【読書記録】死にがいを求めて生きているの
「螺旋プロジェクト」(https://www.chuko.co.jp/boc/spiral.html)の一作。
前回、nest読書部にて紹介された「シーソーモンスター」「スピンモンスター」(https://note.com/smatsuo/n/n47eeaf375170)を読み、そこから興味を持った「螺旋プロジェクト」。その中の"平成”の時代を描いた小説。とても面白く読みやすい本でした。
感想
本書は10章構成で、各章ごとのメインとなる人の目線でストーリーが始まっています。1章から読み始め、1章が終わり2章に入ったときには人物も年代も全然違う人物のストーリーとなっており、最初は全然結びつきも主人公が誰なのかなども分からないまま進んでいる感じでした。
しかし、2章途中から「あれ?」って思うことがおき、1章と同じ名前の人物が現れました。

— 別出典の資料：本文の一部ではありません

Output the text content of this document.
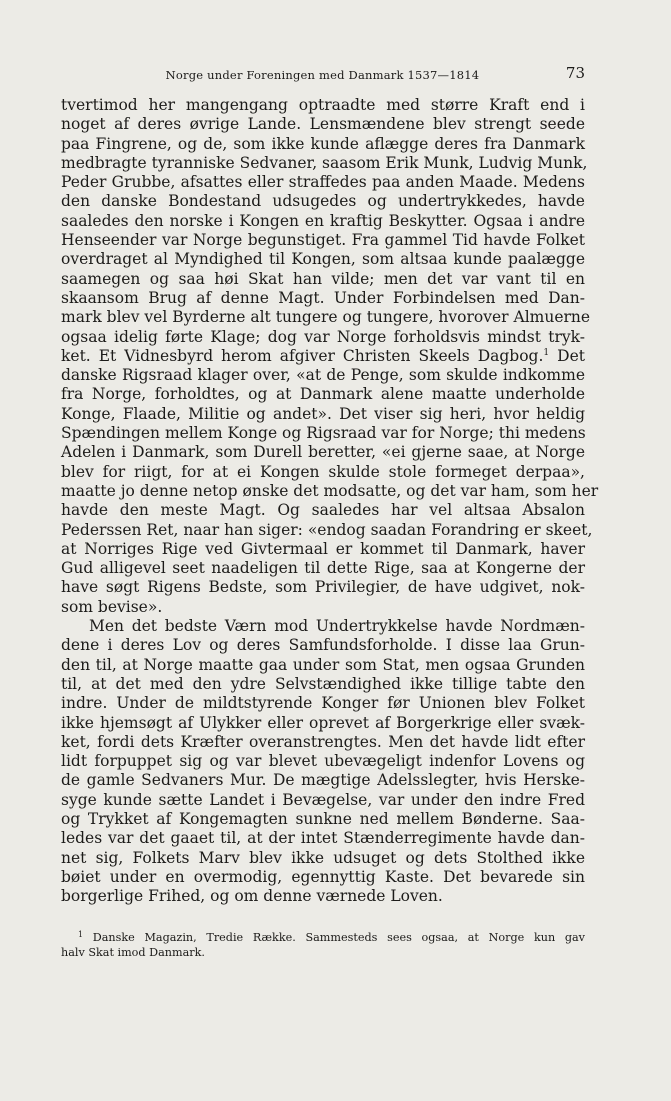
Norge under Foreningen med Danmark 1537—1814	73
tvertimod her mangengang optraadte med større Kraft end i
noget af deres øvrige Lande. Lensmændene blev strengt seede
paa Fingrene, og de, som ikke kunde aflægge deres fra Danmark
medbragte tyranniske Sedvaner, saasom Erik Munk, Ludvig Munk,
Peder Grubbe, afsattes eller straffedes paa anden Maade. Medens
den danske Bondestand udsugedes og undertrykkedes, havde
saaledes den norske i Kongen en kraftig Beskytter. Ogsaa i andre
Henseender var Norge begunstiget. Fra gammel Tid havde Folket
overdraget al Myndighed til Kongen, som altsaa kunde paalægge
saamegen og saa høi Skat han vilde; men det var vant til en
skaansom Brug af denne Magt. Under Forbindelsen med Dan-
mark blev vel Byrderne alt tungere og tungere, hvorover Almuerne
ogsaa idelig førte Klage; dog var Norge forholdsvis mindst tryk-
ket. Et Vidnesbyrd herom afgiver Christen Skeels Dagbog.$^1$ Det
danske Rigsraad klager over, «at de Penge, som skulde indkomme
fra Norge, forholdtes, og at Danmark alene maatte underholde
Konge, Flaade, Militie og andet». Det viser sig heri, hvor heldig
Spændingen mellem Konge og Rigsraad var for Norge; thi medens
Adelen i Danmark, som Durell beretter, «ei gjerne saae, at Norge
blev for riigt, for at ei Kongen skulde stole formeget derpaa»,
maatte jo denne netop ønske det modsatte, og det var ham, som her
havde den meste Magt. Og saaledes har vel altsaa Absalon
Pederssen Ret, naar han siger: «endog saadan Forandring er skeet,
at Norriges Rige ved Givtermaal er kommet til Danmark, haver
Gud alligevel seet naadeligen til dette Rige, saa at Kongerne der
have søgt Rigens Bedste, som Privilegier, de have udgivet, nok-
som bevise».
Men det bedste Værn mod Undertrykkelse havde Nordmæn-
dene i deres Lov og deres Samfundsforholde. I disse laa Grun-
den til, at Norge maatte gaa under som Stat, men ogsaa Grunden
til, at det med den ydre Selvstændighed ikke tillige tabte den
indre. Under de mildtstyrende Konger før Unionen blev Folket
ikke hjemsøgt af Ulykker eller oprevet af Borgerkrige eller svæk-
ket, fordi dets Kræfter overanstrengtes. Men det havde lidt efter
lidt forpuppet sig og var blevet ubevægeligt indenfor Lovens og
de gamle Sedvaners Mur. De mægtige Adelsslegter, hvis Herske-
syge kunde sætte Landet i Bevægelse, var under den indre Fred
og Trykket af Kongemagten sunkne ned mellem Bønderne. Saa-
ledes var det gaaet til, at der intet Stænderregimente havde dan-
net sig, Folkets Marv blev ikke udsuget og dets Stolthed ikke
bøiet under en overmodig, egennyttig Kaste. Det bevarede sin
borgerlige Frihed, og om denne værnede Loven.
$^1$ Danske Magazin, Tredie Række. Sammesteds sees ogsaa, at Norge kun gav
halv Skat imod Danmark.
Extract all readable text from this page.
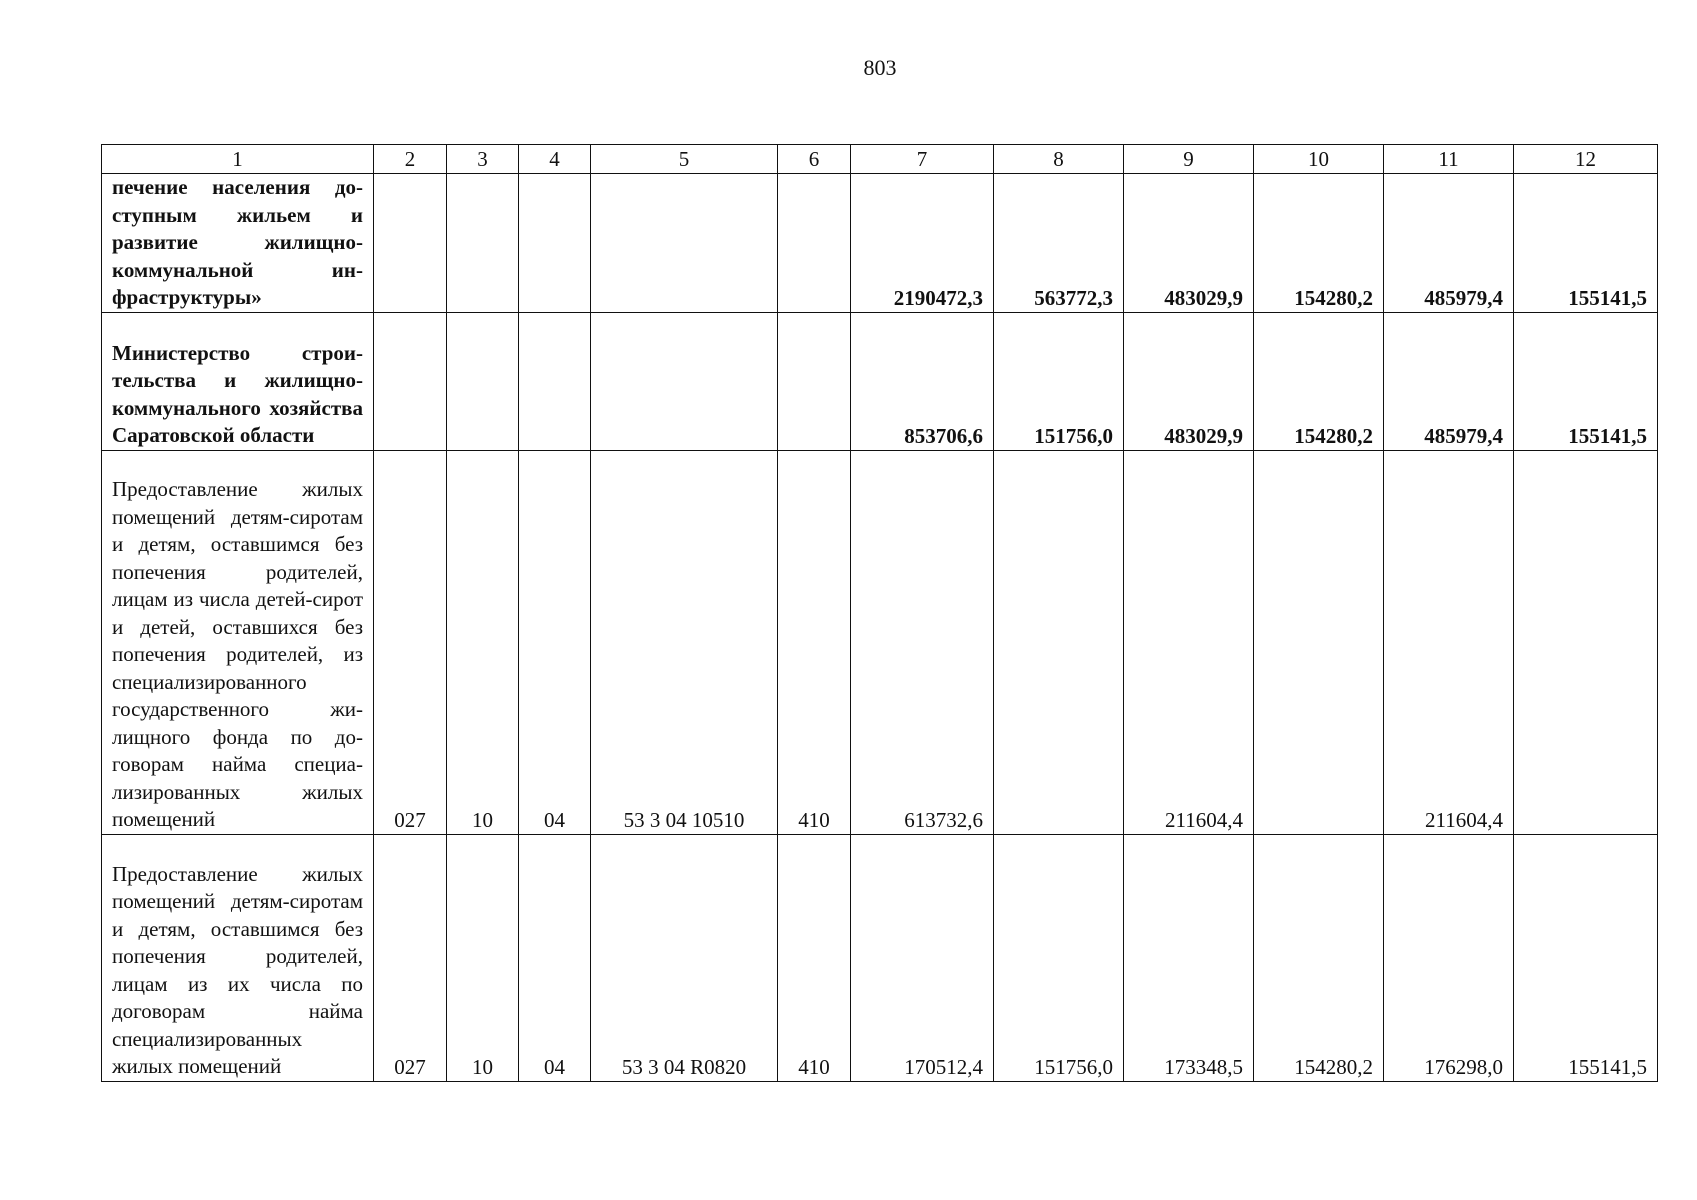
803
1	2	3	4	5	6	7	8	9	10	11	12
печение населения доступным жильем и развитие жилищно-коммунальной инфраструктуры»						2190472,3	563772,3	483029,9	154280,2	485979,4	155141,5
Министерство строительства и жилищно-коммунального хозяйства Саратовской области						853706,6	151756,0	483029,9	154280,2	485979,4	155141,5
Предоставление жилых помещений детям-сиротам и детям, оставшимся без попечения родителей, лицам из числа детей-сирот и детей, оставшихся без попечения родителей, из специализированного государственного жилищного фонда по договорам найма специализированных жилых помещений	027	10	04	53 3 04 10510	410	613732,6		211604,4		211604,4	
Предоставление жилых помещений детям-сиротам и детям, оставшимся без попечения родителей, лицам из их числа по договорам найма специализированных жилых помещений	027	10	04	53 3 04 R0820	410	170512,4	151756,0	173348,5	154280,2	176298,0	155141,5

この小説の面白いところとして、中心となる主人公(螺旋プロジェクトのテーマに沿った「海族」と「山族」となる二人)に関わっている周りの人の目線からその主人公を描く内容であることが分かりました。
主人公に関係する周りの人たちから描くことで、主人公の目線・感情・思考などは読者にイメージを沸かせるようになっている感じがしました。その結果として最後まで勘違いするような部分もあり、とても面白かったです。
また、ところどころで急に場面が変わることもありますが、その都度、ちゃんと違う人のセリフだということがすぐに分かりましたし、自然と入ってくる感じがしました。その場面のイメージもつきやすく、頭の中でしっかりと絵が見えました。
自分自身で結構ゾクゾクした部分が何箇所かあります。
・途中、疑問が残るまま次章に進むこともありましたが、これが最後に全てつながったとき
・章ごとのキーとなる出来事は印象強く、最後にしっかりと思い出させてくれる書き方をされていたこと
・螺旋プロジェクトとしての年代が続き(ちょうど自分が読んだ「シーソーモンスター」が”昭和後期”)のため全く違う本で登場人物も違うのに、ある大事なキーワードが出てきたとき
・最終章を読んだときに1章やその他の章とのつながり、主人公の本当の気持ちやが明確になったとき
この「螺旋プロジェクト」はハマりそうで他の作品も読みたくなってきました。また読んだら感想などを記載していきたいと思います。